Site pictogram HET IS KOERS!

Een beetje Kees Pellenaarsmoraal

pellenaarsKees Pellenaars uit Prinsenbeek was een ploegleider uit de oude doos, één van de oude stempel: niet lullen maar poetsen. Bijna een karikatuur: dikke kop, sigaar tussen de vlezige lippen en een pilotenbril op zijn neus. Je zou er zo een stripheld van kunnen maken. En als een ware buurman Bolderbast drukte hij zijn stempel op een lange periode Tour de France. Hoofdrolspeler in van die heerlijk vergeelde Tourverhalen uit een tijd dat renners nog echte bikkels waren en woeste bergpassen met loslopende beren moesten trotseren, bidons aan dorpspompen vulden en met koolbladeren als bescherming tegen de zon onder hun petjes rondreden. Groezelige koppen, wollen truitjes, een tube om de nek en cognac met geklutste eieren in de bidon. Een wereld in zwart-wit. Verhalen bijna te mooi om waar te zijn. ‘80 meter viel hij diep, zijn hart stond stil, maar zijn Pontiac liep’, dat soort werk. En nooit eens normaal, rustig weer. Altijd maar narigheid: slagregens, hagelbuien, bloedverziekende hitte of apocalyptische donderbuien. En voor minder dan 350 kilometer stapten de heren coureurs hun stalen ros niet op. En altijd was daar Kees Pellenaars met zijn streken en zijn grenzeloze ambitie om de beste te zijn.

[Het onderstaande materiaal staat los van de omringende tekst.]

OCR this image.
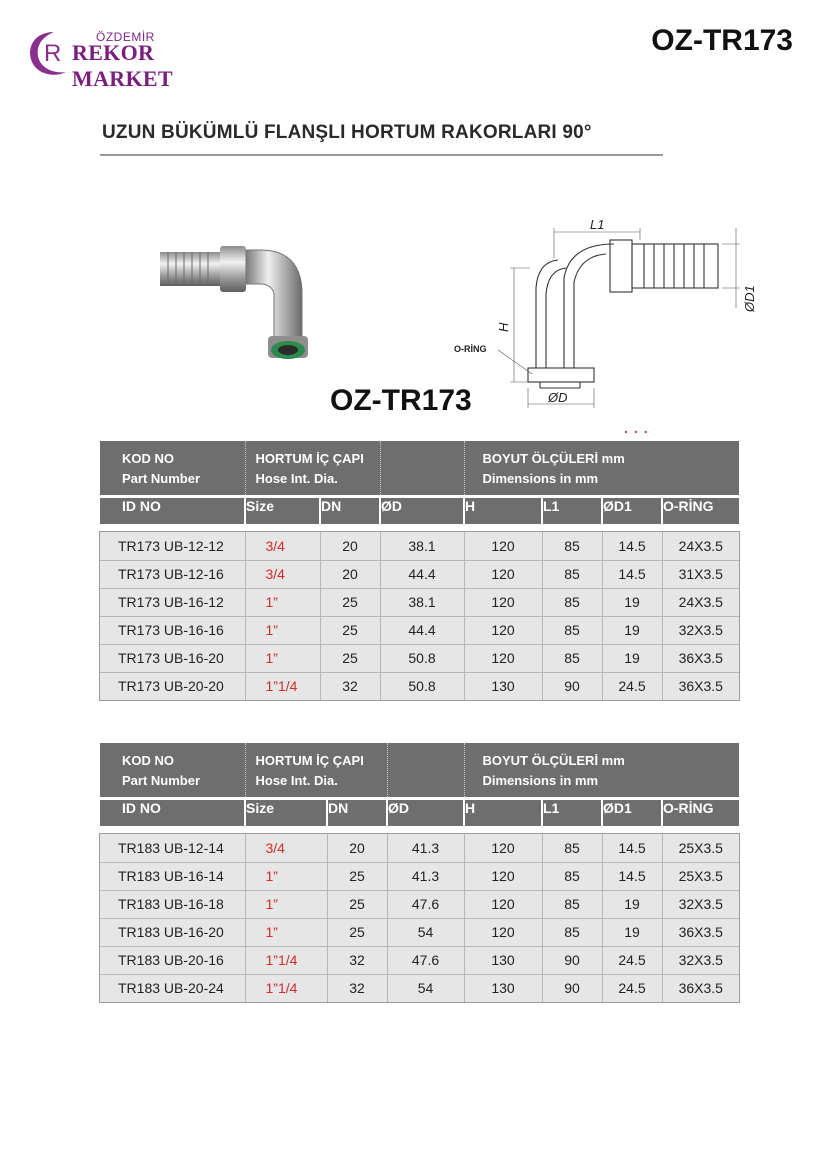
R
ÖZDEMİR
REKOR MARKET
OZ-TR173
UZUN BÜKÜMLÜ FLANŞLI HORTUM RAKORLARI 90°
L1
H
ØD1
ØD
O-RİNG
OZ-TR173
...
KOD NO
Part Number	HORTUM İÇ ÇAPI
Hose Int. Dia.			BOYUT ÖLÇÜLERİ mm
Dimensions in mm			

ID NO	Size	DN	ØD	H	L1	ØD1	O-RİNG

TR173 UB-12-12	3/4	20	38.1	120	85	14.5	24X3.5
TR173 UB-12-16	3/4	20	44.4	120	85	14.5	31X3.5
TR173 UB-16-12	1”	25	38.1	120	85	19	24X3.5
TR173 UB-16-16	1”	25	44.4	120	85	19	32X3.5
TR173 UB-16-20	1”	25	50.8	120	85	19	36X3.5
TR173 UB-20-20	1”1/4	32	50.8	130	90	24.5	36X3.5
KOD NO
Part Number	HORTUM İÇ ÇAPI
Hose Int. Dia.			BOYUT ÖLÇÜLERİ mm
Dimensions in mm			

ID NO	Size	DN	ØD	H	L1	ØD1	O-RİNG

TR183 UB-12-14	3/4	20	41.3	120	85	14.5	25X3.5
TR183 UB-16-14	1”	25	41.3	120	85	14.5	25X3.5
TR183 UB-16-18	1”	25	47.6	120	85	19	32X3.5
TR183 UB-16-20	1”	25	54	120	85	19	36X3.5
TR183 UB-20-16	1”1/4	32	47.6	130	90	24.5	32X3.5
TR183 UB-20-24	1”1/4	32	54	130	90	24.5	36X3.5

De Pel, daar kon je niet omheen, altijd prominent aanwezig, luid en duidelijk. Zwart-wit, rechtdoorzee en geen tegenspraak graag. Hij was geen makkelijke, om het maar even eufemistisch uit te drukken, en de lijst van conflicten is lang. Als je ten koste van alles wil winnen, maak je geen vrienden. Het boeide hem helemaal niets. Toen het volk zich tegen hem keerde, omdat hij voor de Tour van 1956 volksheld Wim van Est had thuisgelaten, hing hij een bord op aan zijn huis: “Hier is ’t!”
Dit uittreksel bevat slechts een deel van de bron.